We caution you that the forward-looking statements contained in this Form 10-Q are subject to all of the risks and uncertainties, many of which are beyond our control, incident to the exploration for and development, production and sale of oil and natural gas. These risks include, but are not limited to, the risks described in Item 1A of our 2019 Annual Report and all quarterly reports on Form 10-Q filed subsequently thereto.
Should one or more of these risks or uncertainties described above or in our 2019 Annual Report on Form 10-K occur, or should underlying assumptions prove incorrect, our actual results and plans could differ materially from those expressed in any forward-looking statements. Additional risks or uncertainties that are not currently known to us, that we currently deem to be immaterial, or that could apply to any company could also materially adversely affect our business, financial condition, or future results. Any forward-looking statement speaks only as of the date of which such statement is made and the Company undertakes no obligation to correct or update any forward-looking statement, whether as a result of new information, future events or otherwise, except required by applicable law.
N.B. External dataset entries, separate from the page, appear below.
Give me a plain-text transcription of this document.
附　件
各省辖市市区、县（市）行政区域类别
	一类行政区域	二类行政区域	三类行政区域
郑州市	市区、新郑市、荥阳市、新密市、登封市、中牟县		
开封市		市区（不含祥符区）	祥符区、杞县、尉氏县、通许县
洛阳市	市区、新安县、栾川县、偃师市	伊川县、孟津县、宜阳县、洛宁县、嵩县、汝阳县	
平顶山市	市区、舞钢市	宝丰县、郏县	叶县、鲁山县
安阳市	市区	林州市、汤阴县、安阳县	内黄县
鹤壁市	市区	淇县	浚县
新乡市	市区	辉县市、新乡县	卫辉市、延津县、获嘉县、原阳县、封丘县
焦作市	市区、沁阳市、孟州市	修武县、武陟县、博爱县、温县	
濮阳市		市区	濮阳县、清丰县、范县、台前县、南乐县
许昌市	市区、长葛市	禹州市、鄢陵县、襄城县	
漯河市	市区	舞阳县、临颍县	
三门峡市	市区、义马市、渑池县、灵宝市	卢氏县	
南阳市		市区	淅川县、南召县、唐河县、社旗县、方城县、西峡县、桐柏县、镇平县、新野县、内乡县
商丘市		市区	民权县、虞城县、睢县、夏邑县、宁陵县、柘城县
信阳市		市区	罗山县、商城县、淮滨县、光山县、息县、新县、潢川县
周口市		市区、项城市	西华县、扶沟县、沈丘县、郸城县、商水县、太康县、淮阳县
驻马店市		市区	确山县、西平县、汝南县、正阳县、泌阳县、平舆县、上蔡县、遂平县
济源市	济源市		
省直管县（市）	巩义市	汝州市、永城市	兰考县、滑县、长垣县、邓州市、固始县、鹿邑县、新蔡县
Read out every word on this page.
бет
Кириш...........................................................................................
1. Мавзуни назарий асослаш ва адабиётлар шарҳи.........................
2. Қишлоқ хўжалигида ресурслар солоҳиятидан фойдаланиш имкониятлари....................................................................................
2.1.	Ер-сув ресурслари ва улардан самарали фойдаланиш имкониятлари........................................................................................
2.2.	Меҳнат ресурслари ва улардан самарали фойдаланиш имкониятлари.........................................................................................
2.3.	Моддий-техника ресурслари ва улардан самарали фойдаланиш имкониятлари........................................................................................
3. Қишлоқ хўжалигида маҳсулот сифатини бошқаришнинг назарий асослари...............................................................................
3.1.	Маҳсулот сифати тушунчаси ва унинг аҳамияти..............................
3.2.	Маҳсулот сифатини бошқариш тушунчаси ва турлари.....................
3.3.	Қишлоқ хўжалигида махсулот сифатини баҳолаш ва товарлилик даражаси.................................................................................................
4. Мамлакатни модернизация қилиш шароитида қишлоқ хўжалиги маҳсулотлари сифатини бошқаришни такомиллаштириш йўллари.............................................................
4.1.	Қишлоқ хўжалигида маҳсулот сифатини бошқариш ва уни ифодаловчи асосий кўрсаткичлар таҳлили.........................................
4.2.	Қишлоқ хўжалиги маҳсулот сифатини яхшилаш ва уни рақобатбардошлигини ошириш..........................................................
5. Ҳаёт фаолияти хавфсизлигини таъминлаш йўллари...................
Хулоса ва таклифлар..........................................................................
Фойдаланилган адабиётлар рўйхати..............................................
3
In addition, we caution that reserve engineering is a process of estimating oil and natural gas accumulated underground and cannot be measured exactly. Accuracy of reserve estimates depend on a number of factors including data available at the point in time, engineering interpretation of the data, and assumptions used by the reserve engineers as it relates to price and cost estimates and recoverability. New results of drilling, testing, and production history may result in revisions of previous estimates and, if significant, would impact future development plans. As such, reserve estimates may differ from actual results of oil and natural gas quantities ultimately recovered.
Except as required by applicable law, all forward-looking statements attributable to us are expressly qualified in their entirety by this cautionary statement. This cautionary statement should also be considered in connection with any subsequent written or oral forward-looking statements that we or persons acting on our behalf may issue.